The Landscape Architecture Legacy of Dan Kiley
Jan. 19 – Mar. 30, 2017
Dan Kiley (1912-2004) was one of the most important and influential modernist landscape architects of the 20th century. During his extensive career, he worked with equally significant architects, including Eero Saarinen, Louis Kahn and I.M. Pei, to create internationally acknowledged design icons. This traveling photographic exhibition and retrospective features forty-five vibrant photographs, which chronicle the current state of 27 of Kiley’s more than 1,000 projects worldwide.

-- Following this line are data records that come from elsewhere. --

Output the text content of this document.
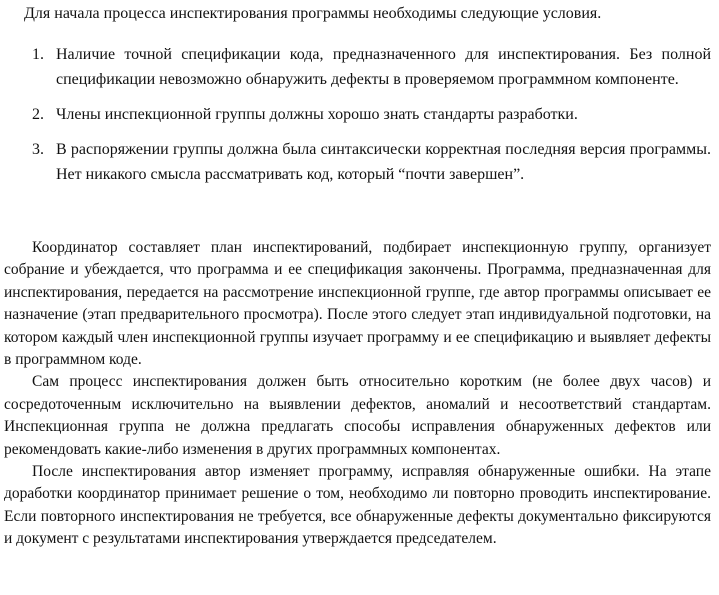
Для начала процесса инспектирования программы необходимы следующие условия.

1. Наличие точной спецификации кода, предназначенного для инспектирования. Без полной спецификации невозможно обнаружить дефекты в проверяемом программном компоненте.
2. Члены инспекционной группы должны хорошо знать стандарты разработки.
3. В распоряжении группы должна была синтаксически корректная последняя версия программы. Нет никакого смысла рассматривать код, который “почти завершен”.

Координатор составляет план инспектирований, подбирает инспекционную группу, организует собрание и убеждается, что программа и ее спецификация закончены. Программа, предназначенная для инспектирования, передается на рассмотрение инспекционной группе, где автор программы описывает ее назначение (этап предварительного просмотра). После этого следует этап индивидуальной подготовки, на котором каждый член инспекционной группы изучает программу и ее спецификацию и выявляет дефекты в программном коде.

Сам процесс инспектирования должен быть относительно коротким (не более двух часов) и сосредоточенным исключительно на выявлении дефектов, аномалий и несоответствий стандартам. Инспекционная группа не должна предлагать способы исправления обнаруженных дефектов или рекомендовать какие-либо изменения в других программных компонентах.

После инспектирования автор изменяет программу, исправляя обнаруженные ошибки. На этапе доработки координатор принимает решение о том, необходимо ли повторно проводить инспектирование. Если повторного инспектирования не требуется, все обнаруженные дефекты документально фиксируются и документ с результатами инспектирования утверждается председателем.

This exhibition was co-curated by Charles A. Birnbaum, Amanda Shull, and Nord Wennerstrom of The Cultural Landscape Foundation.
On Permanent Exhibit
The House That Branch Built
located in the chapel gallery
Architect John Russell Pope, FAIA, is renowned for the design of a number of national landmarks, including the Thomas Jefferson Memorial, the U.S. National Archives, and the National Gallery of Art (West Building) in Washington, D.C., as well as Richmond’s Union Station, headquarters of the Science Museum of Virginia. The House That Pope Built includes photographs, narrative, and other educational media that shed light on the house — a 27,000-square-foot Tudor-Revival mansion — in addition to John Kerr Branch, the patron who commissioned its construction; the architect; the house’s interiors; its setting on Richmond’s historic Monument Avenue; and Compton Wynyates, the 15th/16th-century English country house that inspired the building’s design.

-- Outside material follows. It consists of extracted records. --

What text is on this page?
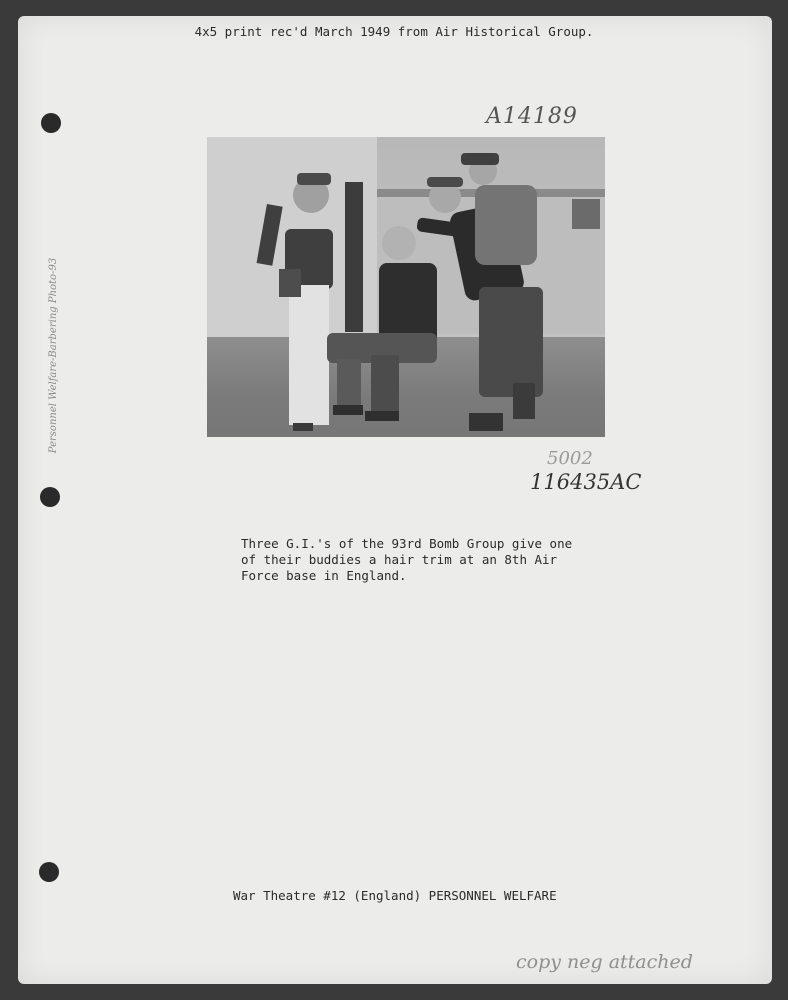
4x5 print rec'd March 1949 from Air Historical Group.
A14189
Personnel Welfare-Barbering Photo-93
5002
116435AC
Three G.I.'s of the 93rd Bomb Group give one
of their buddies a hair trim at an 8th Air
Force base in England.
War Theatre #12 (England) PERSONNEL WELFARE
copy neg attached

The Branch Museum of Architecture and Design thanks a private Richmond foundation and Tourism Cares for their generous support of this exhibition.
Livable Communities for Virginia
located on the lower level
What makes a community “livable?” Explore the American Institute of Architects’ 10 Principals for Livable Communities and find out how they apply to the diverse cities, towns, and villages in the Commonwealth of Virginia.